The ratio between the muscle width and muscle length of the LMA at the 12th rib was greater (P = 0.022) for bulls fed MOMY (0.58), intermediate for bulls fed MOVI (0.53) and MONE (0.52), and lower for bulls fed CONT diets. Meat with a high ratio between width and length is better evaluated and desired by consumers. The ratio between the width and length of Longissimus, in bulls very well evaluated on meat quality score, is close to 0.50 (Rivaroli et al., 2017). Thus, the inclusion of monensin + mineral trace and yeast provides meat that is likely to be preferred by consumers.

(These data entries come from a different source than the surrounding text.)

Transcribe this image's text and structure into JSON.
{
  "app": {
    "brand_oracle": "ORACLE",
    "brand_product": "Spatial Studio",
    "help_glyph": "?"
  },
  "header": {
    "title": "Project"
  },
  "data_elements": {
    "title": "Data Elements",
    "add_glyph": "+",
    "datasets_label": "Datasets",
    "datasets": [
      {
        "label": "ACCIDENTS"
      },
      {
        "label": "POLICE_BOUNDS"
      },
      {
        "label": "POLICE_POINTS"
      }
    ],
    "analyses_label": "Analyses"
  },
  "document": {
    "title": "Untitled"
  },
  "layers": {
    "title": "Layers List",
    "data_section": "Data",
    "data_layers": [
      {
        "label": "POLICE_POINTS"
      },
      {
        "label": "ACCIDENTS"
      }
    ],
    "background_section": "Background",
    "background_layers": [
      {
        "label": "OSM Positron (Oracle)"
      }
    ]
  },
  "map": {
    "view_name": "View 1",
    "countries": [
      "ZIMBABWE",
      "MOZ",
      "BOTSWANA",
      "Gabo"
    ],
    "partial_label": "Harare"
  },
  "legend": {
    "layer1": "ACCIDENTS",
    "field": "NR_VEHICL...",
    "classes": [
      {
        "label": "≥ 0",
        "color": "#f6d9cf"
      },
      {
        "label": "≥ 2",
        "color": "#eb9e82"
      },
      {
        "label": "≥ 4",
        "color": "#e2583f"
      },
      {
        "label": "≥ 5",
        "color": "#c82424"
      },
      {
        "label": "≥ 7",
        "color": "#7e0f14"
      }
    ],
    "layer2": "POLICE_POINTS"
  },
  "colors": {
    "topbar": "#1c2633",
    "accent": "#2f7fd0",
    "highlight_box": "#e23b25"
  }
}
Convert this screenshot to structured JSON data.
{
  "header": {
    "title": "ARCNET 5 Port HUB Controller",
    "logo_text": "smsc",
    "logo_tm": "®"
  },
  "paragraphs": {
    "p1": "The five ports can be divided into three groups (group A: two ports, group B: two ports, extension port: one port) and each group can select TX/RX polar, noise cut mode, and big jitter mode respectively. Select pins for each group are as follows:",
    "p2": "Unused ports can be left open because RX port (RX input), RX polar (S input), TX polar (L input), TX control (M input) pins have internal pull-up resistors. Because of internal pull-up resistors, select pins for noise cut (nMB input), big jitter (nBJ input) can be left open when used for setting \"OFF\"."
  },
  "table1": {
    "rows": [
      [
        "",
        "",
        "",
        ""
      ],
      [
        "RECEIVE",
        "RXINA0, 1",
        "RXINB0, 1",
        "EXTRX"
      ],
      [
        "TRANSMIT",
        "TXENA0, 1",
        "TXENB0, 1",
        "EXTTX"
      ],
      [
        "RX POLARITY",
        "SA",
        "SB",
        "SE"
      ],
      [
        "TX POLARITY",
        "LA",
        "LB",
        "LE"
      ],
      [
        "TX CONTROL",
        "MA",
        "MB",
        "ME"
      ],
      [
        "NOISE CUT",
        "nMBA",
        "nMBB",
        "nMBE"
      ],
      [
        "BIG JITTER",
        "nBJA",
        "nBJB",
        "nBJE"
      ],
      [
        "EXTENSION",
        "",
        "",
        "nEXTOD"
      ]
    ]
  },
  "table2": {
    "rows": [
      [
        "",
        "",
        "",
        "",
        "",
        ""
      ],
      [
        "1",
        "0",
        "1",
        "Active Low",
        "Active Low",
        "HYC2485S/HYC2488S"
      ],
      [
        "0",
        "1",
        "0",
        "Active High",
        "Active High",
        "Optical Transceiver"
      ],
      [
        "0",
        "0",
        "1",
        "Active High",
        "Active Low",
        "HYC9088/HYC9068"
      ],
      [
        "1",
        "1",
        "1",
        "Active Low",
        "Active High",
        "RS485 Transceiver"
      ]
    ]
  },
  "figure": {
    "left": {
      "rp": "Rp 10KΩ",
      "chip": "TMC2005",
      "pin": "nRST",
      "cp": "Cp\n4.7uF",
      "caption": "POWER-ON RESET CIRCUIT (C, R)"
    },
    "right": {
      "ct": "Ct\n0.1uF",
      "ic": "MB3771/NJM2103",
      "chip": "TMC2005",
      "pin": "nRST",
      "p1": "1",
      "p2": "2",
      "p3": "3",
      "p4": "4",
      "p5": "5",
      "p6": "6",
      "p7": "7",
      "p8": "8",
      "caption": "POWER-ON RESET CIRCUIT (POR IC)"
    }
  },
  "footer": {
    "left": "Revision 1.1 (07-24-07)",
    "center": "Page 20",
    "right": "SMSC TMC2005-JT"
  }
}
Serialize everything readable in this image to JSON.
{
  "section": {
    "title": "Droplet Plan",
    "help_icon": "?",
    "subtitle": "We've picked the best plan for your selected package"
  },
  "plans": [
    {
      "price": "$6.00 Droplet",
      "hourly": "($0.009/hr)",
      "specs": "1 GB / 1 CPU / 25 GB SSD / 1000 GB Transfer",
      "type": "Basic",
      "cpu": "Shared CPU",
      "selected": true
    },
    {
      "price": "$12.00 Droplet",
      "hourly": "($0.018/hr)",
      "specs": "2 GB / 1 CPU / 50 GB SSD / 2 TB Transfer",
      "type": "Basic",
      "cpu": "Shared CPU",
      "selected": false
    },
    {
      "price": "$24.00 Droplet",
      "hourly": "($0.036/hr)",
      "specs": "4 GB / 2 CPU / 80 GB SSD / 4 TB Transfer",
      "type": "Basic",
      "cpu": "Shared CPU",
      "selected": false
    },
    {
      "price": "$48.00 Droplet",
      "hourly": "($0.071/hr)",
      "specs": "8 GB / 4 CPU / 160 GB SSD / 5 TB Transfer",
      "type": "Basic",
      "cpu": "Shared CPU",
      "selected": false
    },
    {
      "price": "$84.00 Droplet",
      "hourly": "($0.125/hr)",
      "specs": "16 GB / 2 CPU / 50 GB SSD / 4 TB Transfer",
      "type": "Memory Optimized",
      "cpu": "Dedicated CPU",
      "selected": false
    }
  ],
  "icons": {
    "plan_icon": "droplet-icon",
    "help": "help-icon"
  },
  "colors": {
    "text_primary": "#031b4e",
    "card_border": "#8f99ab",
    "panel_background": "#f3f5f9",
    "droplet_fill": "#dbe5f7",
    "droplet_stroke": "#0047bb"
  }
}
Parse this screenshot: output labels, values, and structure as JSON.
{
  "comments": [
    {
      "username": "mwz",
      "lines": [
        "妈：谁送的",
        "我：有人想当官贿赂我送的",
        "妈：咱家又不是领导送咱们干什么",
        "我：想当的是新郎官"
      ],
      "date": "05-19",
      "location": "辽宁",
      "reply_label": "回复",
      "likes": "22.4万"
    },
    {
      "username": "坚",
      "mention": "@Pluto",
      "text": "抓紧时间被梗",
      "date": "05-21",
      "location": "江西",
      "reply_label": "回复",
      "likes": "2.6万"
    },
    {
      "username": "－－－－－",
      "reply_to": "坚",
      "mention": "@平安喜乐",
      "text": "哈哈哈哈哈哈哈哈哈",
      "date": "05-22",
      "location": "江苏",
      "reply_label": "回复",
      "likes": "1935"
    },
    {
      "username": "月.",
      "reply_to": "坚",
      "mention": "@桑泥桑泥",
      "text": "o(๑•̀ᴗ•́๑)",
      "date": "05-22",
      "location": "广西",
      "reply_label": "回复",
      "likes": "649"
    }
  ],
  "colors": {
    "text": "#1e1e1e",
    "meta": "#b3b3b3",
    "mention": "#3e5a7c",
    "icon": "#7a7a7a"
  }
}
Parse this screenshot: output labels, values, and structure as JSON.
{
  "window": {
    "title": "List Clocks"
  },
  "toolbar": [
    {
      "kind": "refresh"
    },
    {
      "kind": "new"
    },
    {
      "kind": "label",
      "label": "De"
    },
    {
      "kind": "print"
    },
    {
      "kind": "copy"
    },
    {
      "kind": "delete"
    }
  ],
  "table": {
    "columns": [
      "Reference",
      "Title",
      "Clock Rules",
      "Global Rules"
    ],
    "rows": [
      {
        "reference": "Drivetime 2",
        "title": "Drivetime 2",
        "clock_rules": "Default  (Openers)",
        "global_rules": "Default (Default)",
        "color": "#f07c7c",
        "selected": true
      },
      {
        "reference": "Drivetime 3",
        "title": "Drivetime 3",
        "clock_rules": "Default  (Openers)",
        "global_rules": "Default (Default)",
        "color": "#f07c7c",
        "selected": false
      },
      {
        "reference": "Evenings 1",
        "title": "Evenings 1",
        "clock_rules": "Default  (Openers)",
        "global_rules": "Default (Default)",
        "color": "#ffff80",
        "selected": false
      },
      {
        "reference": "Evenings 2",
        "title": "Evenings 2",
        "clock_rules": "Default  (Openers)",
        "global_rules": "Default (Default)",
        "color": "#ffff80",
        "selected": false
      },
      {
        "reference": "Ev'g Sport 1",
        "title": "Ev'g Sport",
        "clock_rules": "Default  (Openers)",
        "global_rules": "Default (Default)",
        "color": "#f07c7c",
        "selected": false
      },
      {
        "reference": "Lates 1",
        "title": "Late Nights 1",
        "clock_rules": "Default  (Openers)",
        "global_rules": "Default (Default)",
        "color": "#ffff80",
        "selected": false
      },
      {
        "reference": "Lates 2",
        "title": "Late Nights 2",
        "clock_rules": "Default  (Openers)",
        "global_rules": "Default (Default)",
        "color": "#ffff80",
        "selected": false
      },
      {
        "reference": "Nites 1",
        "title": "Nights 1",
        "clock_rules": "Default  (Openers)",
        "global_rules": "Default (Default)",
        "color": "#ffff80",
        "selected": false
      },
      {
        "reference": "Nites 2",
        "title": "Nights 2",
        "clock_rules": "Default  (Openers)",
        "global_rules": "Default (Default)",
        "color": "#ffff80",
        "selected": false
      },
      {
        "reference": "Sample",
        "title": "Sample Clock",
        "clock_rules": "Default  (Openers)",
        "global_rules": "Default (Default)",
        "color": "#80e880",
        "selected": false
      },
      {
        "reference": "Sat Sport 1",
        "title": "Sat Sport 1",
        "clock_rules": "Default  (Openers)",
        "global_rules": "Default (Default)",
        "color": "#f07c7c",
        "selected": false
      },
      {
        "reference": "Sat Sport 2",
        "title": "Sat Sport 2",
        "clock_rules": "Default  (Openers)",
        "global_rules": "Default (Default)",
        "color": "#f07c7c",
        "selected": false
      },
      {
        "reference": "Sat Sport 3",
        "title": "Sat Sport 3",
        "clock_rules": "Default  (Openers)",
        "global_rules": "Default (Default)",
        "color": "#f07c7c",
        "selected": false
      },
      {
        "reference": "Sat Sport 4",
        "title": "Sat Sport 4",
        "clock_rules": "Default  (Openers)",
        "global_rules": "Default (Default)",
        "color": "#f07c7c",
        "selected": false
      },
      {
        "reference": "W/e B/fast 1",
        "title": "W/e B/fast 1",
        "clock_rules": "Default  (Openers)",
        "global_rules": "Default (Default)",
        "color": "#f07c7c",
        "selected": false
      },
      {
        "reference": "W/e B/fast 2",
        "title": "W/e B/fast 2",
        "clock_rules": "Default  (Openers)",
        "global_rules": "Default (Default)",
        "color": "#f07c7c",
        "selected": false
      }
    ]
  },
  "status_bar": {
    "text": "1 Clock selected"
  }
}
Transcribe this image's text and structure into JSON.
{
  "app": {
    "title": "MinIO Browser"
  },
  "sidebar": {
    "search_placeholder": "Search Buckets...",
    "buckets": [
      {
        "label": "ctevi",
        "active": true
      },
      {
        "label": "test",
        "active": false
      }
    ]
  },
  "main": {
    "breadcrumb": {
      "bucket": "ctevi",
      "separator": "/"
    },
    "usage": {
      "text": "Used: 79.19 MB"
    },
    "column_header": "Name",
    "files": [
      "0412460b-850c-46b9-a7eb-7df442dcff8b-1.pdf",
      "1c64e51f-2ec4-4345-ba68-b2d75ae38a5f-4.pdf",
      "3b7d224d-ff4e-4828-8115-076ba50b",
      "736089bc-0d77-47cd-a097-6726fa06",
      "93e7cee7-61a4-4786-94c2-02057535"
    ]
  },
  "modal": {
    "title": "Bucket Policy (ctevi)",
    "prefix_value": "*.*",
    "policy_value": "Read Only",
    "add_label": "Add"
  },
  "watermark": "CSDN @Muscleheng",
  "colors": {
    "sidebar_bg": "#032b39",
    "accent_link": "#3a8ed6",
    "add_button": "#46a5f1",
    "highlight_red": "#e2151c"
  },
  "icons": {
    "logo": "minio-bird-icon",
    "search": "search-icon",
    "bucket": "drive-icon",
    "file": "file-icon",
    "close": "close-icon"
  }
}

The muscle percentage was greater (P < 0.05) in meat from bulls fed CONT diet (60.0%) compared to those fed MONE (55.2%) and MOVI (55.2%), but similar (P > 0.05) in the meat from bulls fed MO + AD (57.4%) diet (Table 6). However, the muscle percentage in meat for bulls fed MONE, MOVI and MOMY diets were similar (P > 0.05). On the other hand, the fat percentage was lower (P = 0.043) in the meat from bulls fed CONT diet (21.0%) compared to the other treatments (Table 6). The muscle percentage varied from 55 to 60% and the fat percentage varied from 20 to 25%. The percentage of bone was similar for all the treatments (P > 0.05). Under similar conditions of feedlot time, feeding, and management, the percentages of muscle, fat, and bone in the carcass of European vs. Zebu cattle range from 55 to 65%, 16 to 24%, and 15 to 18% (Ornaghi et al., 2017; Prado et al., 2015; Prado et al., 2015; Rivaroli et al., 2017; Souza et al., 2019; Valero et al., 2015) Slaughtered animals with higher weights (over 550 kg) typically have higher fat percentages and lower muscle percentages, and bone percentages are always more constant (Prado et al., 2015; Prado et al., 2015; Souza et al., 2019). The deposition of fat in the animal's body occurs mainly in the final period of termination, therefore, in heavier animals.